李磐敏锐地感到,这性格耿介坚韧的老人,一定大有来历。
“老人家,您其实也不必隐瞒,我们大不了从村后面逃跑就是了。”李磐是被老族长派遣的巡逻壮丁告知的,不过,李磐没有逃走,而是想出来看看,到底是那一路追兵,目标方向如此准确。刘之舞不仅是降头师,也会些旁门左道的武功,所以,两人一商量,不仅没有按照族长和壮丁的意思,反而冲出了庭院,来到了村口的黑暗处窥探。
如果不是铁良的出面制止,也许,倒霉的就是那些官差了,李磐将立即使用空间闪烁来对付这帮无良的家伙。
现在,李磐极为自信,他对乾坤挪移的法帖,已经了解控制地相当娴熟了,他知道,什么情况下闪烁时,撞见的事物都能幻化成虚体,可以随意穿越而不受任何损伤,什么时候跳跃时,可以将面前的事物还原成实体攻击。
本来,李磐是不知道不懂得的,可是,今天下午,在德州城里,苗疆降头师的密室里,他在绝望愤怒的情况下,运用了乾坤挪移法帖的瞬间闪烁功能,利用超一流的速度,不仅秒杀了道法强大的三毒降头师,还将所有数十名手持冷热兵器的官差青帮分子,扫得鬼哭狼嚎。

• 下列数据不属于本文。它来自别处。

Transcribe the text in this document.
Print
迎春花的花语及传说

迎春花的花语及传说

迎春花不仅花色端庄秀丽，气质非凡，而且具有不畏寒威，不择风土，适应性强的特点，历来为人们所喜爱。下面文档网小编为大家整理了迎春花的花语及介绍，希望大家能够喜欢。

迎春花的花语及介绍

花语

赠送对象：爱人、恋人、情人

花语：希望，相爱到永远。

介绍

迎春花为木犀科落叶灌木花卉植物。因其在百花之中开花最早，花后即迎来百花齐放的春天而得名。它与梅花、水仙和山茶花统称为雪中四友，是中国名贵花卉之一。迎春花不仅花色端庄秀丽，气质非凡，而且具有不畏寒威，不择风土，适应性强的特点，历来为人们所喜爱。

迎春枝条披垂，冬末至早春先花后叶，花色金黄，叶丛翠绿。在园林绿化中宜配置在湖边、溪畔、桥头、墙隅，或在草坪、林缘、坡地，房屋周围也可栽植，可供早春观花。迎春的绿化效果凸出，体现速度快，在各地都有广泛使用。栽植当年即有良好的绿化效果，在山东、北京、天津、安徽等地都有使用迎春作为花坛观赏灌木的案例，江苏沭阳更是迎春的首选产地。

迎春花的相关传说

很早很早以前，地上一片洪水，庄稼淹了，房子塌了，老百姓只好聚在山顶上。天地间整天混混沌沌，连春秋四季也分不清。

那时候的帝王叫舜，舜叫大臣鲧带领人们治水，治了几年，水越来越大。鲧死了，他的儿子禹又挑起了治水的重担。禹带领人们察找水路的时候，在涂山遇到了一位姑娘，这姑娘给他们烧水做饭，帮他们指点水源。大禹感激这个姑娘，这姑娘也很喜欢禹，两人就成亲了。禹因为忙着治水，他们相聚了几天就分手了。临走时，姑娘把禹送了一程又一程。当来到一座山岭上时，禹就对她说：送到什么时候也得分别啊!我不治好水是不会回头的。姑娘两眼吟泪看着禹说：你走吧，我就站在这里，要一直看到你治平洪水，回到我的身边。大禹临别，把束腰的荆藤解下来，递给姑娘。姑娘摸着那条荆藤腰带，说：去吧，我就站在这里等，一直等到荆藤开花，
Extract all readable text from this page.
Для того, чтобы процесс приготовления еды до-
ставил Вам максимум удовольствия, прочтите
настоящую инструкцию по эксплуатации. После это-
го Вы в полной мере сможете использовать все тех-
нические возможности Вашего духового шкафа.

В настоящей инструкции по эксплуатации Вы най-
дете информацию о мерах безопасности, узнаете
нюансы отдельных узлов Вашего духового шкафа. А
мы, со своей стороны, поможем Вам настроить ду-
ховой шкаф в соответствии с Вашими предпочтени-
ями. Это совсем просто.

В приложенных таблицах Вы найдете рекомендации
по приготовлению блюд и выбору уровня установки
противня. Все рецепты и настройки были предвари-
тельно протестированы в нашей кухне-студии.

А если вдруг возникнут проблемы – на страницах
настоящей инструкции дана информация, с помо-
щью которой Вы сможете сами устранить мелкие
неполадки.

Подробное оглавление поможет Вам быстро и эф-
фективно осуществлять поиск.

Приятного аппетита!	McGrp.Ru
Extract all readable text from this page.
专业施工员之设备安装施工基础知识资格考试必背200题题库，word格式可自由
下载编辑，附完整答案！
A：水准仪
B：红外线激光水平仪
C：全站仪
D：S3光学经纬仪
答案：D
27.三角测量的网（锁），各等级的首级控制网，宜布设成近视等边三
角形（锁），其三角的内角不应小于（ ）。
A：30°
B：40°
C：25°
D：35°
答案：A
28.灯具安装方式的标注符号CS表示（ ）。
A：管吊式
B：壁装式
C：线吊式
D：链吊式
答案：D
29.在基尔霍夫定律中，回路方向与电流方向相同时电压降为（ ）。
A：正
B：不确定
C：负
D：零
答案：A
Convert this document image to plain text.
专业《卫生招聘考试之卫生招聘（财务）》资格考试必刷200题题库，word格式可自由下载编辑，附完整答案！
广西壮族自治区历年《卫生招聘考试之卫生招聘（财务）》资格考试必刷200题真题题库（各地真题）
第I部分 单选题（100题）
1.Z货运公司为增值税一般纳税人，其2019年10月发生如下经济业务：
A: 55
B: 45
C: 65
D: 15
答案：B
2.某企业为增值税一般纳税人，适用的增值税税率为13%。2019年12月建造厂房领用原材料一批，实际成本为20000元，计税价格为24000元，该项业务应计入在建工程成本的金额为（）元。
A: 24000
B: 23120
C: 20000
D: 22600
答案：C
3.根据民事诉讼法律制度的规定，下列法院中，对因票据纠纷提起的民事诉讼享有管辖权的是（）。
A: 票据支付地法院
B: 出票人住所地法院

为什么在闪烁时,不是将降头师和官差,刀疤脸,德州知府等人虚化穿越?
实际上,从德州回来以后,安慰喜儿,吃饭,和九姨太刘之舞对话聊天,他都没有停止对这个问题的思考。
他已经对这个世界的道法产生了深深的敬意,强烈的好奇和探求兴趣,一张小小的位移法帖,稍加研究,竟然能够产生强大的力量,是他始料未及的,他真有些后悔,没有带领喜儿跟随周治平去天机门大相派的鸡公山当一名道士,一个相师,对,如果掌握了道法,或者厌倦了,还可以还俗嘛,道士又不割发,就是和尚们还俗,也能再长出来!那时候,心有道法,收揽喜儿,何等逍遥自在!哪里会混得被官府流氓联合追杀,疲于奔命?
虚化和实体化,在乾坤挪移的时候,有两个差别,一是愤怒,二是瞪大眼睛紧盯目标,到底哪一个是关键,他在和刘之舞磨叽的时候才想明白,应该是瞪大眼睛!
他闭上眼睛,使用天机门标准的挪移方式,会感到挪移的时候,云淡风轻,平稳逍遥,不知不觉中就到达了目的地,可是,一旦睁开眼睛,就会发现,身体有轻重不等的摇摆,耳边有呼呼的风声,迎面而来的建筑树木等物会有沉重的压力感,无论是心里的还是实质性的。因为睁眼会有扑面而来的劲风,他宗是眯缝着眼睛,所以,闪烁时,周围环境还是虚化的。一旦睁大眼睛,一切就改变了。
这是一个小窍门,可是,就这一个小窍门,已经使李磐具有了超乎异常的实力!
真的,一旦清兵继续动手,李磐会在瞬间出手,将所有的官差都打成肉饼!
他还发现一个现象,在攻击的时候,他的体能也增强了许多,比如德州城内逆袭降头师等人,他一钉耙居然将降头师的脑袋给兜飞了!没了,就那么一下,只剩下脖颈的横截面,喔呀。还有,他横扫官差的时候,力量大得惊人,按照牛顿定律,力的作用是相互的,在极端的速度下,能扫伤那多人的部分肢体,其反作用力将是天文数字,可是,他本人毫毛未伤!
“老爷子,这个,多谢您了!”李磐从腰间缠绕的褡裢里再次取出了鹰洋,不是几枚,而是一把,想了又想,毫不犹豫地将褡裢解开,慷慨地捧给了老族长:“大爷,这个,小小意思,不成敬意,敬请收下。”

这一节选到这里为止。